BD : Les cinq conteurs de Bagdad

Auteurs : Vehlmann et Duchazeau
Editeur : Dargaud



Après un très beau galop d’essai dans La nuit de l’Inca, le tandem Duchazeau-Vehlmann atteint ici sa pleine maturité.

Le graphisme sobre, élégant et elliptique de Duchazeau porte le récit mieux que ne l’aurait fait un réalisme plus fouillé. En feuilletant l’album, difficile d’en imaginer le contenu : le dessin de Duchazeau, propre par sa simplicité à stimuler l’imagination du lecteur, ne dévoile pleinement ses charmes qu’à la lecture.

Et le scénario de Vehlmann est une pure merveille.
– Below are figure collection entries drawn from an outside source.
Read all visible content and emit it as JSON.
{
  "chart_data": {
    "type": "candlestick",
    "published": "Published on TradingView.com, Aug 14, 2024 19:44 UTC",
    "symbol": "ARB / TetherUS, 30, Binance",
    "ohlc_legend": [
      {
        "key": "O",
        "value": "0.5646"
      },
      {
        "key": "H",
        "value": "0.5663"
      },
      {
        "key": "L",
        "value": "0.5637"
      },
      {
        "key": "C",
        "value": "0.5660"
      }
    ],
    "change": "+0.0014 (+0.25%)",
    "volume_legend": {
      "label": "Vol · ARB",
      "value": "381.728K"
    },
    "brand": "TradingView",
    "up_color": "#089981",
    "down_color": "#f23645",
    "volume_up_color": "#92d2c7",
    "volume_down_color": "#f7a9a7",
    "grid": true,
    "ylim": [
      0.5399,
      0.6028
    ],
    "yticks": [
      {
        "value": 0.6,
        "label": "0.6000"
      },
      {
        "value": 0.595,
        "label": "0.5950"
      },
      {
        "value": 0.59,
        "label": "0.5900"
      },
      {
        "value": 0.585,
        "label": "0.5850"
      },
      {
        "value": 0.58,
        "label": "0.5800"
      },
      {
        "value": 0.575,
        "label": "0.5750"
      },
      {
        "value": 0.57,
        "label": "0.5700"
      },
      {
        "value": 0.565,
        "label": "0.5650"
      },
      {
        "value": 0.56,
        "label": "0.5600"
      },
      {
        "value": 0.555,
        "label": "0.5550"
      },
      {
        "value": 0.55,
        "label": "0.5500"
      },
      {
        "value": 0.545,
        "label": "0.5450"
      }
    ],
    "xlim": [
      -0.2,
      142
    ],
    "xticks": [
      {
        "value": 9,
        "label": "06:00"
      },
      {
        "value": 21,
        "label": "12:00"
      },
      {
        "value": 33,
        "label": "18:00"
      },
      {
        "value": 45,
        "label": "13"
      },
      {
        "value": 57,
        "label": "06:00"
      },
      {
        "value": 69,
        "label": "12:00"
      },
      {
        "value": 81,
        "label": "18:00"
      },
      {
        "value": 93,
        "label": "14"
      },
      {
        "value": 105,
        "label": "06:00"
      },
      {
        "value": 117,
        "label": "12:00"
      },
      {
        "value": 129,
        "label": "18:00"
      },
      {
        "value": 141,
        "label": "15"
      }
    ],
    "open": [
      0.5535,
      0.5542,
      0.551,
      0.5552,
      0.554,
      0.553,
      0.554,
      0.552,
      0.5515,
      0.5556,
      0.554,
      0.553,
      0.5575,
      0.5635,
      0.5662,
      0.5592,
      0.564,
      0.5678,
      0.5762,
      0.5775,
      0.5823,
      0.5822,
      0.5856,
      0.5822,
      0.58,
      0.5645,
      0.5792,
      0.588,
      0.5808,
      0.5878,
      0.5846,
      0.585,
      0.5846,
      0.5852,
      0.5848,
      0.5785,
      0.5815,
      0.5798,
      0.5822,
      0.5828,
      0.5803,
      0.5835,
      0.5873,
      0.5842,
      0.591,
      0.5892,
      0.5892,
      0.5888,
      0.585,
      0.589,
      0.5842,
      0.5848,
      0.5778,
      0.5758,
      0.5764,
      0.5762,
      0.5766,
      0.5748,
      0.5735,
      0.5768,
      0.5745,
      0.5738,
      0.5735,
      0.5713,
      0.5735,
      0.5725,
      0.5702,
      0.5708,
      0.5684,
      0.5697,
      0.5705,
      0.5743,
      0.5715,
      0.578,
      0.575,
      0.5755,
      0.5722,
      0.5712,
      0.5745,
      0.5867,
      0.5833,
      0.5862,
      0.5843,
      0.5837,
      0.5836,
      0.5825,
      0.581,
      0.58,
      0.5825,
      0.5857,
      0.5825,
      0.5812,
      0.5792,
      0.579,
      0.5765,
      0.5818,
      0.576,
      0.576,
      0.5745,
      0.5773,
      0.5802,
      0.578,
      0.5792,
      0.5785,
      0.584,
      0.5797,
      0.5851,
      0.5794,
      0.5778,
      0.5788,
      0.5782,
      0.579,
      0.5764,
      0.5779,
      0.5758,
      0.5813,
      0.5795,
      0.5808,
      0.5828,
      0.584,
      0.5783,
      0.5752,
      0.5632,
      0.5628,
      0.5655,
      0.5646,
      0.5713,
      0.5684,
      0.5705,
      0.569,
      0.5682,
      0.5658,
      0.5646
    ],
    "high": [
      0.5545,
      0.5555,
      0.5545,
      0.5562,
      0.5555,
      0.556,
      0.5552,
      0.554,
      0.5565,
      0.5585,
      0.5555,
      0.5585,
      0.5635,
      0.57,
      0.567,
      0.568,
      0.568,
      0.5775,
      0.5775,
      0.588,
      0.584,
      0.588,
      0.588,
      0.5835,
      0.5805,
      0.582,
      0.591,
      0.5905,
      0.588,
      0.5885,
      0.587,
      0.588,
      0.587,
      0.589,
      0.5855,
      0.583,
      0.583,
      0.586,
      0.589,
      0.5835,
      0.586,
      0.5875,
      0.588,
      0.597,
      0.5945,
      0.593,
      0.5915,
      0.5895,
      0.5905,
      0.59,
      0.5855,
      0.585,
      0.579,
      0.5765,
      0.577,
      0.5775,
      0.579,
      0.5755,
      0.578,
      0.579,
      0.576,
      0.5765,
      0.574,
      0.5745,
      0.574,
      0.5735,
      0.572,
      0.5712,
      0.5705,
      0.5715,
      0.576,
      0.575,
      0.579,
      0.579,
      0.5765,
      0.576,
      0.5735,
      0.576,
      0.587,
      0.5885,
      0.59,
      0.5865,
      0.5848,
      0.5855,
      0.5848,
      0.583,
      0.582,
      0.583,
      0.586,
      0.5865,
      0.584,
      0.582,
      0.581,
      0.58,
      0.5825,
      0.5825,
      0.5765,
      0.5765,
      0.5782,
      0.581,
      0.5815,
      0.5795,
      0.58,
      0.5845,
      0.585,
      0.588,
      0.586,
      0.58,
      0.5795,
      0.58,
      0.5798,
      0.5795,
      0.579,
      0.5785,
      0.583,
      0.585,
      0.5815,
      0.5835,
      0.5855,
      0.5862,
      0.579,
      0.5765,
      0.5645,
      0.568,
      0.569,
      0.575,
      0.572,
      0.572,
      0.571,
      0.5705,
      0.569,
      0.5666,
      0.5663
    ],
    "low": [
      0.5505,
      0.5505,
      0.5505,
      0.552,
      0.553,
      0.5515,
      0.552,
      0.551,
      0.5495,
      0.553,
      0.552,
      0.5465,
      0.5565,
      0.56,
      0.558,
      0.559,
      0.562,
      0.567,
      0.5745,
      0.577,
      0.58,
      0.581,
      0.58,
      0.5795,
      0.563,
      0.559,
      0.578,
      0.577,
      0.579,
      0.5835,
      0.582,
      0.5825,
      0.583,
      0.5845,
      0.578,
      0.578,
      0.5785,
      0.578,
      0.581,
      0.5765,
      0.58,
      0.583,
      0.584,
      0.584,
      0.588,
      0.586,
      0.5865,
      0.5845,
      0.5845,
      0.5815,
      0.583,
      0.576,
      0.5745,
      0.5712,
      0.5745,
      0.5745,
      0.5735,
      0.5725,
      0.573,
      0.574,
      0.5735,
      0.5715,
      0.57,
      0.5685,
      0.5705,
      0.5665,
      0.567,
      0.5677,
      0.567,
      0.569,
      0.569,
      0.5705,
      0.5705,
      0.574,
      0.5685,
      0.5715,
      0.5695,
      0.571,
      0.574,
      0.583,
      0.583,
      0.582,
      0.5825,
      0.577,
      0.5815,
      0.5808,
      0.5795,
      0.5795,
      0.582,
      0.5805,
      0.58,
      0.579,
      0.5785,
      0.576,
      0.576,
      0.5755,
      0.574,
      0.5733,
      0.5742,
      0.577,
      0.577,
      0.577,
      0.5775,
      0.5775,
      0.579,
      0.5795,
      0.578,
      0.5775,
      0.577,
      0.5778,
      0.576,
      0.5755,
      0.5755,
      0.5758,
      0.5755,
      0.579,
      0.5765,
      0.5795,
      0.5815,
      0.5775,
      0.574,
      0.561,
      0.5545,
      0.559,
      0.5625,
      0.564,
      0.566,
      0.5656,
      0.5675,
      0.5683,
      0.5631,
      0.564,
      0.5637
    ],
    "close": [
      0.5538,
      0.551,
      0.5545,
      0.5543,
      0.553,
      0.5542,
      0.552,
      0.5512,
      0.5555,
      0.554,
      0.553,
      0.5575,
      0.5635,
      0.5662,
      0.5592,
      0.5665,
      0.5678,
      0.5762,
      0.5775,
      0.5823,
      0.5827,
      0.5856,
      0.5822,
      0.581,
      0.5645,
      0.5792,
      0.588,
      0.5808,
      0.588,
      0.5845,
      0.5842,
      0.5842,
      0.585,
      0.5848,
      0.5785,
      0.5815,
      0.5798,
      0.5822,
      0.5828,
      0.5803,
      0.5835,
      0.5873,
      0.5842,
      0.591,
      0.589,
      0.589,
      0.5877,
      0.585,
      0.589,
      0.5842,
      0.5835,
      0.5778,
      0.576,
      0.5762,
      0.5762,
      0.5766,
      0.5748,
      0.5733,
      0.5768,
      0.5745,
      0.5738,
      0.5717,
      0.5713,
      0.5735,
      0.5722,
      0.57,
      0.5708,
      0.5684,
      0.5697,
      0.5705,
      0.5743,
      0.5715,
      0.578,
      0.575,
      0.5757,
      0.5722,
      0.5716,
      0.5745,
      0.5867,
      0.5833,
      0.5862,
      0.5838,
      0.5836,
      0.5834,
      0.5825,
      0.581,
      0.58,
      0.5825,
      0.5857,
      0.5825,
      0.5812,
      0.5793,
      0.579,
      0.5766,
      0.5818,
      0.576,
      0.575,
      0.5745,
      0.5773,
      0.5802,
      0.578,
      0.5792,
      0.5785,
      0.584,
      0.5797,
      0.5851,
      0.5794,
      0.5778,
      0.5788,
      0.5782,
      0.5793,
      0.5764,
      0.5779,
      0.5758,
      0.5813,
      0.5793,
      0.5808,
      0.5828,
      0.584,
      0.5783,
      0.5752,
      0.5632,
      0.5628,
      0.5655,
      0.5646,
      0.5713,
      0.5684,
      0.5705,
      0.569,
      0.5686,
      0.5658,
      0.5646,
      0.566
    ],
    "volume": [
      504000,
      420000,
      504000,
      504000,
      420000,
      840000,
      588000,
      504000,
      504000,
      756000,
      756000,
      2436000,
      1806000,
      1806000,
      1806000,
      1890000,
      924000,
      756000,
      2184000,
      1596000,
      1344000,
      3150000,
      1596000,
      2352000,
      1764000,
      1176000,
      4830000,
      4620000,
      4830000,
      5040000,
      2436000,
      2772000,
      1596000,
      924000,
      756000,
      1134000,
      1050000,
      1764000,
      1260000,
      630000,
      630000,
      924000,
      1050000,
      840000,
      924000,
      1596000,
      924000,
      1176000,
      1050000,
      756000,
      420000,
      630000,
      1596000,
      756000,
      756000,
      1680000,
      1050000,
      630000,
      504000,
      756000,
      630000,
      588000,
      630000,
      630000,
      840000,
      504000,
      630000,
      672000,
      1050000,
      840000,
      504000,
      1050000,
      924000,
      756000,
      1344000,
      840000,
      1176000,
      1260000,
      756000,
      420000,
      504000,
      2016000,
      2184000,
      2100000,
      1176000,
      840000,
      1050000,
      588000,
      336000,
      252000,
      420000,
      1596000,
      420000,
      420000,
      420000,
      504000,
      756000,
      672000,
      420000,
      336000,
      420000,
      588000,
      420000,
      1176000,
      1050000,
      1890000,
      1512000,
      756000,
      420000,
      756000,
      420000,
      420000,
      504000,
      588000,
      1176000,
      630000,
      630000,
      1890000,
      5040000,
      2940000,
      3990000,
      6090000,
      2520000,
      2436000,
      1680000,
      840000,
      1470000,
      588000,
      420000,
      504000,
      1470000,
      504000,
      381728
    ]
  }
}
Le conteur aurait pu se contenter de recréer une ambiance Mille-et-une-nuits à l’orientalisme facile, à grands coups de djinns et de génies. Au lieu de quoi il nous entraîne dans une suite bondissante de paraboles aussi ludique que profonde sur l’art du scénario en particulier et de la narration en général. Il y a les Evangiles réécrits dans le désordre. Il y a l’histoire cyclique qu’une tribu d’anthropophage se raconte sans fin de génération en génération. Il y a l’histoire dangereuse qu’il vaut mieux ne jamais raconter. Il y a cette merveilleuse réponse du scénariste "hollywoodien" au narrateurs "artistes" : "Allez vous faire foutre ! Continuez à me mépriser, moi et mon public de merde ! Ces gens qui ont le mauvais goût de ne chercher qu’un peu de rêve et de soleil après une foutue journée de travail ! Mais quand à force de raconter des histoires que nul ne comprend, vous vous retrouverez entre vous, tellement entre vous que vous serez tous seuls, alors revenez m’expliquer comment vous changerez le monde". Il y a ce passage où Vehlmann exprime probablement son propre dilemme : raconter des histoires subtiles et sublimes qui ne seront comprises que par une minorité, ou donner dans la démonstration de virtuosité pour éblouir les foules ? (N’a-t-il pas choisi d’alterner les deux solutions ?)

Bref, Les cinq conteurs de Bagdad feront les délices d’un public exigeant. Un public qui, comme dans le cas du Chat du Rabbin de Sfar, avec une bonne promotion et le bouche-à-oreille, pourrait largement dépasser celui des bédéphiles.